I have used the analogy before comparing the ID movement to the movie Weekend at Bernie’s, where two guys drag a dead body around pretending it’s alive to keep the party going a little longer. But nowhere is that analogy more accurate than in the IDers constant flogging of the protein research of Douglas Axe, now with the Biologic Institute that the DI is funding. This work has been shredded time and and time again and shown conclusively not to support ID in the slightest, yet they keep dragging it out and propping it up with a drink in its hand, hoping no one notices the embalming fluid. and the eyes sewn shut.
Here’s a post by John West hauling it out yet again, and this time he’s enlisted Axe himself, who before now has been reluctant to claim that his previous papers actually support ID. Here is what he had to say in the past, as quoted by Barbara Forrest and Paul Gross in Creationism’s Trojan Horse:
These three statements summarize my position:
I remain open-minded with respect to the possibility that a sound argument can be made for intelligent design in biology.
I have not attempted to make such an argument in any publications.
Since I understand that Bill Dembski has referred to my work in making such an argument, I shall remain open to the possibility that my published findings may support such an inference until I have had a chance to see his argument.
Surely now that he is on the DI payroll, he has had a chance to see Dembski’s ridiculously exaggerated statement about his previous work, yet he has never corrected it or disputed it. Indeed, Casey Luskin was citing that research in just the last two weeks using the kind of language that Dembski did, with no correction from Axe despite the fact that they both work for the same company. And now Axe seems to be making a similar argument himself, one that absolutely is not supported by the results of his research. Here’s the quote from Axe that West offers:
I have in fact confirmed that these papers add to the evidence for ID. I concluded in the 2000 JMB paper that enzymatic catalysis entails “severe sequence constraints”. The more severe these constraints are, the less likely it is that they can be met by chance. So, yes, that finding is very relevant to the question of the adequacy of chance, which is very relevant to the case for design. In the 2004 paper I reported experimental data used to put a number on the rarity of sequences expected to form working enzymes. The reported figure is less than one in a trillion trillion trillion trillion trillion trillion. Again, yes, this finding does seem to call into question the adequacy of chance, and that certainly adds to the case for intelligent design.
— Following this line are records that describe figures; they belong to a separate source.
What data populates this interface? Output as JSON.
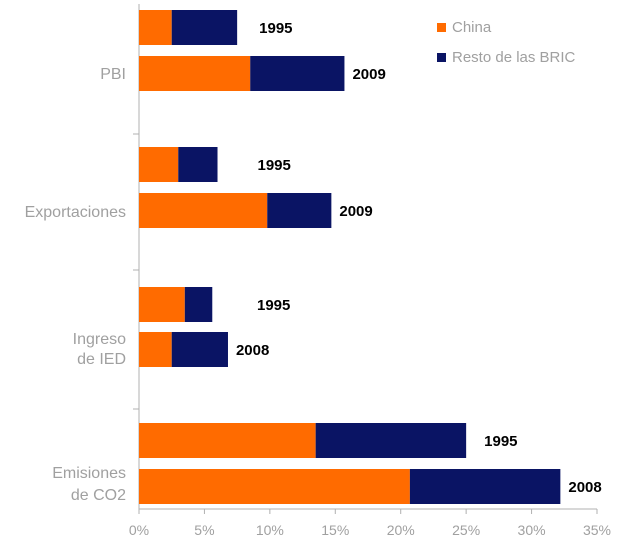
{
  "chart_data": {
    "type": "bar",
    "orientation": "horizontal",
    "stacked": true,
    "title": "",
    "xlabel": "",
    "ylabel": "",
    "xlim": [
      0,
      35
    ],
    "x_ticks": [
      "0%",
      "5%",
      "10%",
      "15%",
      "20%",
      "25%",
      "30%",
      "35%"
    ],
    "legend": {
      "placement": "top-right",
      "entries": [
        {
          "name": "China",
          "color": "#ff6b00"
        },
        {
          "name": "Resto de las BRIC",
          "color": "#0a1464"
        }
      ]
    },
    "groups": [
      {
        "label_lines": [
          "PBI"
        ],
        "bars": [
          {
            "year": "1995",
            "china": 2.5,
            "resto": 5.0
          },
          {
            "year": "2009",
            "china": 8.5,
            "resto": 7.2
          }
        ]
      },
      {
        "label_lines": [
          "Exportaciones"
        ],
        "bars": [
          {
            "year": "1995",
            "china": 3.0,
            "resto": 3.0
          },
          {
            "year": "2009",
            "china": 9.8,
            "resto": 4.9
          }
        ]
      },
      {
        "label_lines": [
          "Ingreso",
          "de IED"
        ],
        "bars": [
          {
            "year": "1995",
            "china": 3.5,
            "resto": 2.1
          },
          {
            "year": "2008",
            "china": 2.5,
            "resto": 4.3
          }
        ]
      },
      {
        "label_lines": [
          "Emisiones",
          "de CO2"
        ],
        "bars": [
          {
            "year": "1995",
            "china": 13.5,
            "resto": 11.5
          },
          {
            "year": "2008",
            "china": 20.7,
            "resto": 11.5
          }
        ]
      }
    ]
  }
}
I guess having the DI paying his salary has loosened up his ethics a bit; the fact still remains that neither of his papers provides any support at all for ID, nor are they a problem for evolution to explain. For a detailed explanation of why Axe’s research doesn’t support ID, go here and here. The 2000 JMB paper did not show “severe sequence constraints” at all. It showed quite the opposite, that you could make massive changes in the sequence of amino acids in an enzyme, knocking out 10, 20, even 30 amino acids at a time, without completely destroying the function of the enzyme. It showed that you could make 10 substitutions at a time with only a negligible effect on the enzyme’s function. And this is “severe sequence constraints”? Not even close.
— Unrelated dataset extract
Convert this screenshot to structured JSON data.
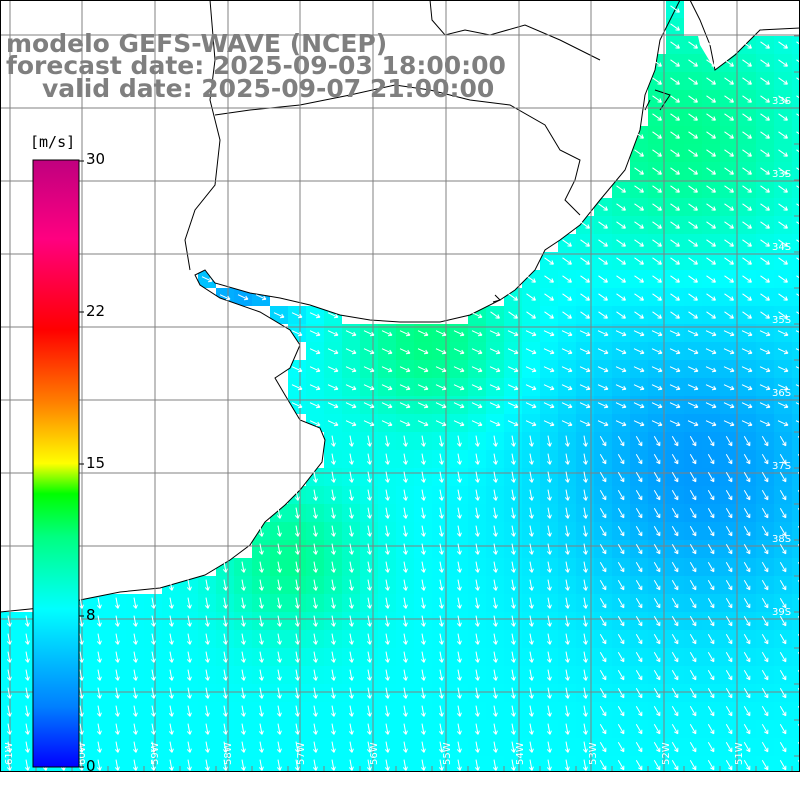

Here’s a very telling fact about Axe’s research: when they had the opportunity to present the results of that work in the Kitzmiller trial, under oath, they didn’t do it. There was a great deal of questioning by the defense team about ID advocates having published articles in peer-reviewed journals. If they could have shown that some of this research actually does support ID, it would have been an enormous help to their case.
When Scott Minnich testified, he mentioned it in an offhand way as an example of ID advocates doing real research, and Richard Thompson brought it up when he cross examined Barbara Forrest, so they were clearly aware of this research. Why didn’t they have either Behe or Minnich testify about the results of that study and why it showed scientific support for ID? For one simple reason: they would have been shredded under cross examination every bit as badly as Behe got shredded over his Protein Science paper. And they knew it.
When Dembski claimed that Axe’s study showed that “any slight modification” of the protein would “not merely destroy the system’s existing function, but also destroys the possibility of any function of the system whatsoever”, he was lying. That kind of blatant distortion of the work of another scientist is enough to get you thrown out of a real professional scientific organization; at the DI, it earns you a salary. And I can tell you this for certain: had Dembski taken the witness stand, that statement would have been thrown in his face as an example of the highly dishonest PR campaign that the ID movement has engaged in about this research.
Isn’t it time to bury this corpse, guys? All it’s doing is stinking up the place.